Wednesday, April 11, 2012

Cable a La Carte Class Action Dies Another Death in Court

In October I blogged about the U.S. Court of Appeals for the 9th Circuit's ruling in Brantley v. NBC Universal, upholding the case's dismissal. The 9th Circuit panel later withdrew its opinion. But on March 30, the 9th Circuit issued a new opinion in Brantley, again affirming dismissal of the class action's Sherman Act antitrust claims.

My October blog post gives further background on the case. Here are a few relevant excerpts from the 9th Circuit's opinion on reconsideration:

First, it is clear that the complaint does not allege the types of injuries to competition that are typically alleged to flow from tying arrangements. The complaint does not allege that Programmers' practice of selling "must-have" and low-demand channels in packages excludes other sellers of low-demand channels from the market, or that this practice raises barriers to entry into the programming market. Nor do the plaintiffs allege that the tying arrangement here causes consumers to forego the purchase of substitutes for the tied product…Nothing in the complaint indicates that the arrangement between the Programmers and Distributors forces Distributors or consumers to forego the purchase of alternative low-demand channelsIndeed, Plaintiffs disavow any intent to allege that the practices engaged in by Programmers and Distributors foreclosed rivals from entering or participating in the upstream or downstream marketsNor does the complaint allege that the tying arrangements pose a threat to competition because they facilitate horizontal collusion...

Businesses may choose the manner in which they do business absent an injury to competition…Therefore, the mere allegations that Programmers have chosen to limit the ability of Distributors to offer Programmers' channels for sale individually does not state a cognizable injury to competition...

Here, Plaintiffs have not alleged that the contracts between Programmers and Distributors forced either Distributors or consumers to forego the purchase of other low-demand channels (a result analogous to the competitive injury in Loew's), but only that consumers could not purchase programs a la carte and they did not want all of the channels they were required to buy from Distributors. "[C]ompelling the purchase of unwanted products" is not itself an injury to competition...

But the plaintiffs here have not alleged in their complaint how competition (rather than consumers) is injured by the widespread practice of packaging low- and high-demand channels. The complaint did not allege that Programmers' sale of cable channels in packages has any effect on other programmers' efforts to produce competitive programming channels or on Distributors' competition as to cost and quality of service. Nor is there any allegation that any programmer's decision to offer its channels only in packages constrained other programmers from offering their channels individually if that practice was competitively advantageous. In sum, the complaint does not include any allegation of injury to competition, as opposed to injuries to the plaintiffs...

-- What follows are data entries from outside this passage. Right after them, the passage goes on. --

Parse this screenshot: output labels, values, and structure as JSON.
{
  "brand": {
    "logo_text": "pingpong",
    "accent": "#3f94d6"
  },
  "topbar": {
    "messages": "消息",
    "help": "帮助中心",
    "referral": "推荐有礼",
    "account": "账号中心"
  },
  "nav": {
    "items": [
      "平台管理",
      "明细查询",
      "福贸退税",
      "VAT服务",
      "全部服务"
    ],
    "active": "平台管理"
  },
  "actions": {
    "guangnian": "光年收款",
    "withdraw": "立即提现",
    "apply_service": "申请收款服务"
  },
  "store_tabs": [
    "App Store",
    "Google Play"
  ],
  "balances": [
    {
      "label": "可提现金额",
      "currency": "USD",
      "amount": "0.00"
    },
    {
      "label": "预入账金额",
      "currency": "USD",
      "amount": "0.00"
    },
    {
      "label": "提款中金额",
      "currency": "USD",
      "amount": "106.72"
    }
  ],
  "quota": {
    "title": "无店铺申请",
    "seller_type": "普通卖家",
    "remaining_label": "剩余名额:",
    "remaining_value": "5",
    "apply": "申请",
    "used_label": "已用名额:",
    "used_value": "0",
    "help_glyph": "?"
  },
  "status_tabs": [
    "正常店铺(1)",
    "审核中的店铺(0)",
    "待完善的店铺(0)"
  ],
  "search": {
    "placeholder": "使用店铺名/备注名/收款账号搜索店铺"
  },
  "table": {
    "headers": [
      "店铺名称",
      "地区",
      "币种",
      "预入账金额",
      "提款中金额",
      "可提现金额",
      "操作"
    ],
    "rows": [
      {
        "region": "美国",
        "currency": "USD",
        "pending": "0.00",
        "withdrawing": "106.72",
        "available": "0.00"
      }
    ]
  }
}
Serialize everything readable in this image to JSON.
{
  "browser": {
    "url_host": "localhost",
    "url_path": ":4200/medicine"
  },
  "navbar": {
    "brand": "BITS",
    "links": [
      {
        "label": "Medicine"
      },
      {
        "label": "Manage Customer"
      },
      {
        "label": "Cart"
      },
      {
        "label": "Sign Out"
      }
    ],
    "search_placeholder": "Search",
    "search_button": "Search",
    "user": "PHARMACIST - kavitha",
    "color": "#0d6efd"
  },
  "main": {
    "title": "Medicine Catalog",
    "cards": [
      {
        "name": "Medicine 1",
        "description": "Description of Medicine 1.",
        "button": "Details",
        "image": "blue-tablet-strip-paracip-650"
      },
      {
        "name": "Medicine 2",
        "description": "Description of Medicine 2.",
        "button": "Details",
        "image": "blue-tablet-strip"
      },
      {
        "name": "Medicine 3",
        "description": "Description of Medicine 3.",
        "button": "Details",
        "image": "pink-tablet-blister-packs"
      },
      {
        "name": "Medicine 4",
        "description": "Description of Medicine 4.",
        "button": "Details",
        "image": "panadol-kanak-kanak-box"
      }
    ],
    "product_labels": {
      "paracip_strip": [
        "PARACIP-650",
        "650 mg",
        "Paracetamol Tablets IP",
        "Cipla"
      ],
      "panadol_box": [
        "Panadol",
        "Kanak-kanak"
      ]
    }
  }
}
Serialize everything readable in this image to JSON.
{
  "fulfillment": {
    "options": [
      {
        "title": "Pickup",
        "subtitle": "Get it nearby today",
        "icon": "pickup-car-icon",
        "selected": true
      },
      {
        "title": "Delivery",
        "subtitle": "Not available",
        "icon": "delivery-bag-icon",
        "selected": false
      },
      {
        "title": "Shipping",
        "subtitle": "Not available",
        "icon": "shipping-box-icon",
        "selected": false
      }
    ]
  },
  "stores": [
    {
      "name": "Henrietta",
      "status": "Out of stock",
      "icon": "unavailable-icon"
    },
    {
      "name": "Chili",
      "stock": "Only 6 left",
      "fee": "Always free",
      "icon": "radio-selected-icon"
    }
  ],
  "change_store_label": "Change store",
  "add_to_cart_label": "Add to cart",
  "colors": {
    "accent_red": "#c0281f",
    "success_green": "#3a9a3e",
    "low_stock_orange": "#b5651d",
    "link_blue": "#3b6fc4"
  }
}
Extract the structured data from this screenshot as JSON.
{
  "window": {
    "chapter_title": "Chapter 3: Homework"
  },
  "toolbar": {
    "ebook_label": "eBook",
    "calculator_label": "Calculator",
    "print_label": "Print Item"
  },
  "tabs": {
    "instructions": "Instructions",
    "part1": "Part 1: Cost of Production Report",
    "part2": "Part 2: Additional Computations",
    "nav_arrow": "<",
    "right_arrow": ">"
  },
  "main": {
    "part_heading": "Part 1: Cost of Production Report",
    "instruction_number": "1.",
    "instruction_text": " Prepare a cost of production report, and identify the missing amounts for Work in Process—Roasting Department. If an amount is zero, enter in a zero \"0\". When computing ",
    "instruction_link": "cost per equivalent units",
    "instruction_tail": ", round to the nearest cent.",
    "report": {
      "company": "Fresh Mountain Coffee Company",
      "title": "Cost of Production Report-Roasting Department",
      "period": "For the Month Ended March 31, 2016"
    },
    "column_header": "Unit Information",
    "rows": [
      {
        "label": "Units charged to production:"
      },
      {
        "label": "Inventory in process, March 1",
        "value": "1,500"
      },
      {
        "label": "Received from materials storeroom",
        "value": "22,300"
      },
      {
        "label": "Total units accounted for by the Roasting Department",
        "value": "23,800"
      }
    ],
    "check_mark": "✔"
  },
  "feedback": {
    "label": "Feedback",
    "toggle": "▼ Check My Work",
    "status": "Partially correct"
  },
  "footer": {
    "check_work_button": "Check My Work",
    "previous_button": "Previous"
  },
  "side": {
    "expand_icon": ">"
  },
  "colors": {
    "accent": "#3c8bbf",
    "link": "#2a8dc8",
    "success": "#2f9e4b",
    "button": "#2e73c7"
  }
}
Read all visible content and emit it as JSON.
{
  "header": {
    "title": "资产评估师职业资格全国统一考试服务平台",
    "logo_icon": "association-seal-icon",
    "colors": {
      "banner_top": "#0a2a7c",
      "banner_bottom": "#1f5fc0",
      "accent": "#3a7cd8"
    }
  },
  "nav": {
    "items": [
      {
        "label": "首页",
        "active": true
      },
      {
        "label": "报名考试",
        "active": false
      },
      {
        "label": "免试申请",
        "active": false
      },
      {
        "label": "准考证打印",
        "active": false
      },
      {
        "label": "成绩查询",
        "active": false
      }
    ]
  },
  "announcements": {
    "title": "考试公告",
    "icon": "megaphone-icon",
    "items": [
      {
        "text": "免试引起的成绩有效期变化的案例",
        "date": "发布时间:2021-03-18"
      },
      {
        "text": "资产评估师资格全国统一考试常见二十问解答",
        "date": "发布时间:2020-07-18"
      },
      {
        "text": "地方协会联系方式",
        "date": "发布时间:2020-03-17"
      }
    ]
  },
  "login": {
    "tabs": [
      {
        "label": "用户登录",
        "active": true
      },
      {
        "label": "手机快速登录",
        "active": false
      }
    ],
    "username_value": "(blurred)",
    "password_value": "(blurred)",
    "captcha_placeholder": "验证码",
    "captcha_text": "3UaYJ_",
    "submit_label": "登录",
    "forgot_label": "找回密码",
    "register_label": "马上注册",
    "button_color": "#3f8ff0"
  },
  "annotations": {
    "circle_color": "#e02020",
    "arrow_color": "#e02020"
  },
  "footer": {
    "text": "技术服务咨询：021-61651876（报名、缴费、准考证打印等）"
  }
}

Indeed, because Plaintiffs' complaint alleges that the restraints at issue in this case were imposed by Programmers, not Distributors, Leegin suggests that any competitive threat is diminished...

If my earlier blog post spoke to soon about the demise of cable a la carte regulation-by-litigation, the chances of Brantley being resuscitated through a contrary ruling by the 9th Circuit en banc or by the U.S. Supreme Court are extremely remote.